Virat Kohli played his ODI career’s longest ODI innings, 159 balls, in the third ODI in Cape Town. The previous longest being 148 balls in his 183 against Pakistan at the 2012 Asia Cup in Dhaka. His innings is also the longest among Indian non-opening batsmen.
Kohli’s innings was quite special in many ways. But one of the most significant and rare occurrence, was that he scored 100 out of 160 runs by running and only 60 from boundaries. In all, he ran 75 singles (75 runs), 11 doubles (22 runs) and one three (3 runs). Before Kohli, only four other batsmen have run 100 or more runs in an ODI innings and none of them are Indians. The most runs by running in an innings is 112 by Gary Kirsten in his unbeaten 188 at the 1996 World Cup against UAE. Last year, on this same day at the same venue, Faf du Plessis had run 103 runs in his unbeaten 185 against Sri Lanka which is second on the list. Adam Gilchrist’s 172 and Martin Guptill’s 189 are the others that make the list. The previous highest among India batsmen was 98 runs in Sourav Ganguly’s 130-run innings against Sri Lanka in 1999.
Captain Kohli beats Ganguly
The century was Kohli’s 12th as captain, going past Sourav Ganguly’s tally of 11 as India captain. Kohli has achieved the feat in 100 innings fewer than Ganguly. He has done it only in 43 innings. Now only two players have scored more centuries as captain than Kohli: Ricky Ponting with 22 centuries (in 220 innings) and AB de Villiers with 13 (in 98).

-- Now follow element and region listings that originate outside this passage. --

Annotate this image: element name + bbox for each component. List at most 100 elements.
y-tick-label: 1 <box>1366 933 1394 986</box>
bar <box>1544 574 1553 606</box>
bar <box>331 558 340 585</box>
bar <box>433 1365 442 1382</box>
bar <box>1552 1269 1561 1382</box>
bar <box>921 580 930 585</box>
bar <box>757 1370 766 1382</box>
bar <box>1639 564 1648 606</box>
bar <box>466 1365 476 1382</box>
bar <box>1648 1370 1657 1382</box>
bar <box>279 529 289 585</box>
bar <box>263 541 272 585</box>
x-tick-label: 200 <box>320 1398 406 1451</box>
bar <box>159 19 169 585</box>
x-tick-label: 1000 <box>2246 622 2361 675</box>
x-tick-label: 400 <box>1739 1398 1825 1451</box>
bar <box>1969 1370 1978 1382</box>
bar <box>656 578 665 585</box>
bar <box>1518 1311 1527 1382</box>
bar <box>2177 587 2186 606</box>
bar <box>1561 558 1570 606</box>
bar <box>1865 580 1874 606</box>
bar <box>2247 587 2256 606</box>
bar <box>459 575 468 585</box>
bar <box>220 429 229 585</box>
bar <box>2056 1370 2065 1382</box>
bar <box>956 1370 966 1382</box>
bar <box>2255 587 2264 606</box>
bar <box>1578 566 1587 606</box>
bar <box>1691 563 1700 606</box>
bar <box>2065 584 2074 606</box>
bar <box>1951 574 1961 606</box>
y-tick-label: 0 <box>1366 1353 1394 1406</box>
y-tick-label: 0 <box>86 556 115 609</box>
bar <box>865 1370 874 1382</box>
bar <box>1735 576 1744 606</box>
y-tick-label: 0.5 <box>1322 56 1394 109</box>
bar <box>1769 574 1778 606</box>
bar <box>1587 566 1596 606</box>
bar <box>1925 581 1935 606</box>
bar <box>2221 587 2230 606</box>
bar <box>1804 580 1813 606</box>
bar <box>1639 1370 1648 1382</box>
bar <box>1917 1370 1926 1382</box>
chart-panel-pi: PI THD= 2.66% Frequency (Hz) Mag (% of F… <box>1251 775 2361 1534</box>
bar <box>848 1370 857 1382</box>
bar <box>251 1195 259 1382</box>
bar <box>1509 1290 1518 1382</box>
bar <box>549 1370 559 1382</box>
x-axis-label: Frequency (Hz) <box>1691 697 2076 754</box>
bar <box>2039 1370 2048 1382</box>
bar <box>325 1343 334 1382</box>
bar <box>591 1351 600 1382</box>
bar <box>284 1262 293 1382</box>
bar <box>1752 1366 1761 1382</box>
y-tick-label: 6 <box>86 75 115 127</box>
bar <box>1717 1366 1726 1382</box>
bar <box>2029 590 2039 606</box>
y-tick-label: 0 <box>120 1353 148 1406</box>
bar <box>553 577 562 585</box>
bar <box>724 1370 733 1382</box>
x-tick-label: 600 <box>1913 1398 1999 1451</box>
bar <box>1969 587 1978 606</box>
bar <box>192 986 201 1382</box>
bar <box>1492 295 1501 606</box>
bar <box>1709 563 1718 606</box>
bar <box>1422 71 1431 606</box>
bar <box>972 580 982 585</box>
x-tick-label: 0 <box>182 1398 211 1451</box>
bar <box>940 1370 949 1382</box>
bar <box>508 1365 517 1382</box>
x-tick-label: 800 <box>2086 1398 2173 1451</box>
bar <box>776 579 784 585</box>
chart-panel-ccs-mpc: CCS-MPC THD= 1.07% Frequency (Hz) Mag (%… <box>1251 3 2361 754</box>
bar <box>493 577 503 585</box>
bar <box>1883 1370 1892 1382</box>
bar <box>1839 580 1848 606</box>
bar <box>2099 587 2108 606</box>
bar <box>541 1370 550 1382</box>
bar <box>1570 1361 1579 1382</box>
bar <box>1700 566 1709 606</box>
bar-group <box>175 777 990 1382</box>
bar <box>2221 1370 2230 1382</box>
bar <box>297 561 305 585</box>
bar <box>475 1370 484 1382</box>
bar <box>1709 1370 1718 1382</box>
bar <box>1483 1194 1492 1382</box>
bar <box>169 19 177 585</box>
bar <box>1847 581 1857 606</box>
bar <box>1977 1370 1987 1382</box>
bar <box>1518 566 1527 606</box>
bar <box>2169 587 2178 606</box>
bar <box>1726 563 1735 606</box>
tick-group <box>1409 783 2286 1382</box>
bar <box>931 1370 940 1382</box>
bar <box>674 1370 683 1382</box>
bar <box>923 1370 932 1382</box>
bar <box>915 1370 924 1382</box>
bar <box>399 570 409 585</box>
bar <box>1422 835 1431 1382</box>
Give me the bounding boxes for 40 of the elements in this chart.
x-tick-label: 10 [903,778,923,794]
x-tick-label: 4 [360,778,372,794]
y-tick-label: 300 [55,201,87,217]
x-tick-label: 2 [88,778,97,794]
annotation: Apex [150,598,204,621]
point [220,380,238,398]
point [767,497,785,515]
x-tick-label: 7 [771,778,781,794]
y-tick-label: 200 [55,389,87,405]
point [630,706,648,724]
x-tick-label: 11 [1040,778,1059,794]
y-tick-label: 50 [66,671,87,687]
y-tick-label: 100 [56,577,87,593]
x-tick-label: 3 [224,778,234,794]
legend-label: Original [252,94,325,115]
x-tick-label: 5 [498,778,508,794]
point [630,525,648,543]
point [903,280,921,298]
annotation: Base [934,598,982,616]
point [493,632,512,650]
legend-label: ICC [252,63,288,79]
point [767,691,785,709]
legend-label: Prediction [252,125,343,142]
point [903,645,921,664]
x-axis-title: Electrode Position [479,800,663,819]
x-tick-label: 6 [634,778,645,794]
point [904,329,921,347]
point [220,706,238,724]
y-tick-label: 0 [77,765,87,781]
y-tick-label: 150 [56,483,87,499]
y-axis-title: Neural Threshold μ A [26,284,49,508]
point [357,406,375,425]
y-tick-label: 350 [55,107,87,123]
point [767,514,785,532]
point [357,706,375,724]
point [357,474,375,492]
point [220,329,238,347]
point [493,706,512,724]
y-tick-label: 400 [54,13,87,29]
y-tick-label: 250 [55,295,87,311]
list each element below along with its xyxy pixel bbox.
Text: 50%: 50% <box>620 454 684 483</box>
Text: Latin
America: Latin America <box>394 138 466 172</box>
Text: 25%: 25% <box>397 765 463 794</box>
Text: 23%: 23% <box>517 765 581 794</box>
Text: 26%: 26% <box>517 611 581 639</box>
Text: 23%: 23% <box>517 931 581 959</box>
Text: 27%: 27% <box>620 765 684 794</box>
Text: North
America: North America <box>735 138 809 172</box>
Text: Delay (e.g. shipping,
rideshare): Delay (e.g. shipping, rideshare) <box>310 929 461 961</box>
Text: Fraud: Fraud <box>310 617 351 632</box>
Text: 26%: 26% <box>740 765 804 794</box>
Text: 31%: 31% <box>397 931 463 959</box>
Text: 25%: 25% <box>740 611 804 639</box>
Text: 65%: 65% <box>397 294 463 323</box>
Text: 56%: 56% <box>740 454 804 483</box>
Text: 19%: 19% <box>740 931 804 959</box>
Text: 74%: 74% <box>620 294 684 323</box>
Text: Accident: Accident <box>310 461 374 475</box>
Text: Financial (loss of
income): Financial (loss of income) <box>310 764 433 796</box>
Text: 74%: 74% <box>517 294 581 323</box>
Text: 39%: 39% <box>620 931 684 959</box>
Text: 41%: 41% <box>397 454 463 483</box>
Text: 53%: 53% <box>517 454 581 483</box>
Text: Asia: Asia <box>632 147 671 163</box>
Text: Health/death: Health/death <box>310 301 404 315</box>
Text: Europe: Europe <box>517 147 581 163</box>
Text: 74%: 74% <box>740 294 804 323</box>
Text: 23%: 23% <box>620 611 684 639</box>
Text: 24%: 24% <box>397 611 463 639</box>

Bumper series on the cards
With just half the series done, Kohli has already scored the most runs by any India batsman in a series against South Africa. He has 318 runs from the first three matches. He is also the only India batsman to score more than one century in a series against South Africa. Before this, he did not have any hundreds in South Africa. He is also only the fifth batsman overall to score more than one century in a bilateral series against South Africa. The only one to hit three is Kevin Pietersen in 2004-05.
Kohli’s 160 not out is the second-highest by an India batsman against South Africa, only behind Sachin Tendulkar’s double-century in 2010 and third-highest for any player against South Africa in South Africa.